County Durham’s Forgotten Aviator | Living North

County Durham’s Forgotten Aviator


Ernie, having just returned to earth with Mosquito Mk.2 (photo, Ken Stewart)
In her new book, Shirley Jennings chronicles the early days of gyroplane flying in Britain, including one County Durham man who was briefly world famous

Shirley Jennings managed to get her foot in the door of the world of gyroplanes, or autogyros, shortly before tightened regulations in the UK made them and their pilots practically disappear, having first trained as a fixed-wing pilot. Autogyros are characterised by their free-spinning rotors and separate propeller that provides forward thrust – instantly recognisable when you see one in a photo like the above. Shirley was the first British woman to qualify as a gyroplane pilot since 1934, and remains the only woman to have ever flown a single-seat gyroplane in the country. 

Two pioneers of the early, homemade gyroplanes were County Durham-based Ernie Brooks and Cornwall-based Charlie Force who was based in Cornwall like Shirley herself. Ernie and Charlie built their gyroplanes around the same time, at opposing ends of the country. These enthusiasts were on the edge of a new age of aviation, and had to teach themselves to fly and build aircrafts by reading a manual. 
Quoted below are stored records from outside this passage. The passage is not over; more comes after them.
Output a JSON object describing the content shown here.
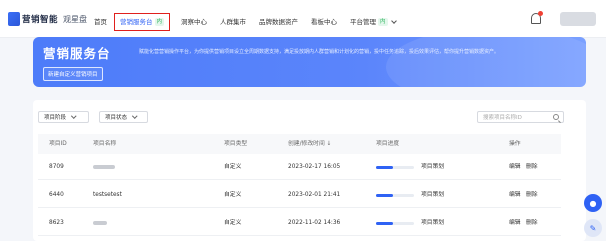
{
  "app": {
    "logo_main": "营销智能",
    "logo_sub": "观星盘"
  },
  "nav": {
    "items": [
      {
        "label": "首页",
        "active": false,
        "badge": "",
        "dropdown": false
      },
      {
        "label": "营销服务台",
        "active": true,
        "badge": "内",
        "dropdown": false
      },
      {
        "label": "洞察中心",
        "active": false,
        "badge": "",
        "dropdown": false
      },
      {
        "label": "人群集市",
        "active": false,
        "badge": "",
        "dropdown": false
      },
      {
        "label": "品牌数据资产",
        "active": false,
        "badge": "",
        "dropdown": false
      },
      {
        "label": "看板中心",
        "active": false,
        "badge": "",
        "dropdown": false
      },
      {
        "label": "平台管理",
        "active": false,
        "badge": "内",
        "dropdown": true
      }
    ]
  },
  "banner": {
    "title": "营销服务台",
    "description": "赋能化营营销操作平台，为你提供营销项目设立全周期数据支持，满足投放期内人群营销和计划化的营销，投中任务追踪，投后效果评估，帮你提升营销数据资产。",
    "button_label": "新建自定义营销项目"
  },
  "filters": {
    "stage_label": "项目阶段",
    "status_label": "项目状态",
    "search_placeholder": "搜索项目名称ID"
  },
  "table": {
    "columns": [
      "项目ID",
      "项目名称",
      "项目类型",
      "创建/修改时间 ↓",
      "项目进度",
      "操作"
    ],
    "rows": [
      {
        "id": "8709",
        "name": "",
        "type": "自定义",
        "time": "2023-02-17 16:05",
        "progress": 0.45,
        "stage": "项目策划",
        "actions": [
          "编辑",
          "删除"
        ]
      },
      {
        "id": "6440",
        "name": "testsetest",
        "type": "自定义",
        "time": "2023-02-01 21:41",
        "progress": 0.45,
        "stage": "项目策划",
        "actions": [
          "编辑",
          "删除"
        ]
      },
      {
        "id": "8623",
        "name": "",
        "type": "自定义",
        "time": "2022-11-02 14:36",
        "progress": 0.45,
        "stage": "项目策划",
        "actions": [
          "编辑",
          "删除"
        ]
      }
    ]
  },
  "colors": {
    "accent": "#2f62f4",
    "banner": "#5b85fb",
    "highlight_border": "#e0201d"
  }
}
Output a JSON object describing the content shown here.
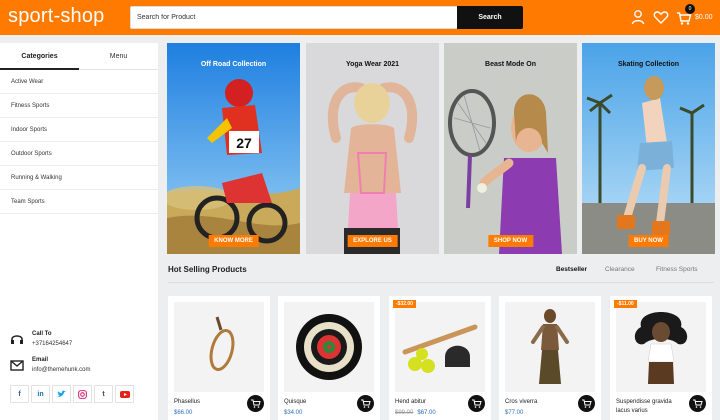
{
  "header": {
    "logo": "sport-shop",
    "search_placeholder": "Search for Product",
    "search_button": "Search",
    "cart_count": "0",
    "cart_total": "$0.00",
    "accent_color": "#ff7a00"
  },
  "sidebar": {
    "tabs": [
      "Categories",
      "Menu"
    ],
    "items": [
      "Active Wear",
      "Fitness Sports",
      "Indoor Sports",
      "Outdoor Sports",
      "Running & Walking",
      "Team Sports"
    ],
    "contact": {
      "call_label": "Call To",
      "call_value": "+37164254647",
      "email_label": "Email",
      "email_value": "info@themehunk.com"
    },
    "socials": [
      "f",
      "in",
      "tw",
      "ig",
      "t",
      "yt"
    ]
  },
  "banners": [
    {
      "title": "Off Road Collection",
      "button": "KNOW MORE"
    },
    {
      "title": "Yoga Wear 2021",
      "button": "EXPLORE US"
    },
    {
      "title": "Beast Mode On",
      "button": "SHOP NOW"
    },
    {
      "title": "Skating Collection",
      "button": "BUY NOW"
    }
  ],
  "hot": {
    "title": "Hot Selling Products",
    "tabs": [
      "Bestseller",
      "Clearance",
      "Fitness Sports"
    ],
    "products": [
      {
        "name": "Phasellus",
        "old_price": "",
        "price": "$66.00",
        "sale": ""
      },
      {
        "name": "Quisque",
        "old_price": "",
        "price": "$34.00",
        "sale": ""
      },
      {
        "name": "Hend abitur",
        "old_price": "$99.00",
        "price": "$67.00",
        "sale": "-$32.00"
      },
      {
        "name": "Cros viverra",
        "old_price": "",
        "price": "$77.00",
        "sale": ""
      },
      {
        "name": "Suspendisse gravida lacus varius",
        "old_price": "",
        "price": "",
        "sale": "-$11.00"
      }
    ]
  }
}
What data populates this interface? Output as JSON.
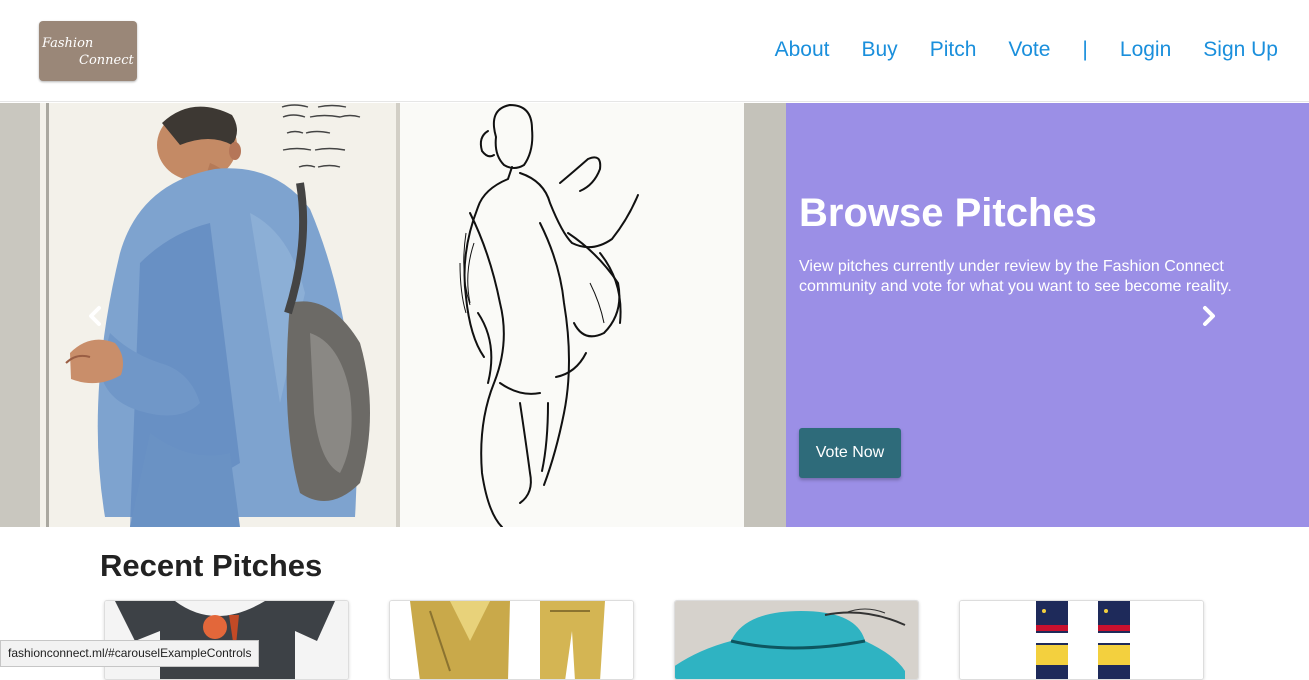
{
  "brand": {
    "logo_line1": "Fashion",
    "logo_line2": "Connect"
  },
  "nav": {
    "items": [
      {
        "label": "About"
      },
      {
        "label": "Buy"
      },
      {
        "label": "Pitch"
      },
      {
        "label": "Vote"
      },
      {
        "label": "|"
      },
      {
        "label": "Login"
      },
      {
        "label": "Sign Up"
      }
    ]
  },
  "hero": {
    "title": "Browse Pitches",
    "description": "View pitches currently under review by the Fashion Connect community and vote for what you want to see become reality.",
    "button_label": "Vote Now",
    "panel_color": "#9b8fe6",
    "button_color": "#2e6b7a",
    "sketch_note": "surface breaks up, color is absorbed quickly, can't blend."
  },
  "icons": {
    "prev": "chevron-left-icon",
    "next": "chevron-right-icon"
  },
  "recent": {
    "title": "Recent Pitches",
    "cards": [
      {
        "name": "t-shirt-pitch"
      },
      {
        "name": "gold-suit-pitch"
      },
      {
        "name": "teal-hat-pitch"
      },
      {
        "name": "socks-pitch"
      }
    ]
  },
  "status_bar": {
    "url": "fashionconnect.ml/#carouselExampleControls"
  },
  "colors": {
    "link": "#1a8fdc",
    "logo_bg": "#9a8778"
  }
}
Ernie briefly became world famous for his gyroplane adventures, but unfortunately he died in 1969 in a tragic accident that was witnessed by his 13-year-old nephew, Trevor. Shirley’s mentors were Chris Julian, an aviator who himself was trained by Ernie’s contemporary Charlie, and Tony Philpott. Tony had acquired much of Ernie’s stock and paperwork and taken it down to Cornwall, and after his death Shirley gave a hand clearing out his belongings in his cellar.

It was here that she discovered the remains of Ernie’s work, and his incredible appetite for tiny rotorcraft inspired Shirley to try to piece together his story in a book, which was still relatively unknown even among gyro-pilots. Among the papers, she found that Ernie had promised his young nephew a gyro for his 18th birthday, which tragically went unfulfilled. 

But due to her work and a string of coincidences, in 2017 Shirley managed to gift Trevor a Brookland Mosquito plane of his own. This weekend is the 50th anniversary of Ernie’s death, and to commemorate it his home town of Spennymoor will celebrate his achievements, and Trevor will parade his now beautifully-restored gyro around the town, to finish at Teesside Airport where Ernie was killed. 

Shirley’s book, Spinning on the Wind: A Gyronaut’s Tale, is out now with SilverWood Books and makes for a great read about a lost part of aviation history.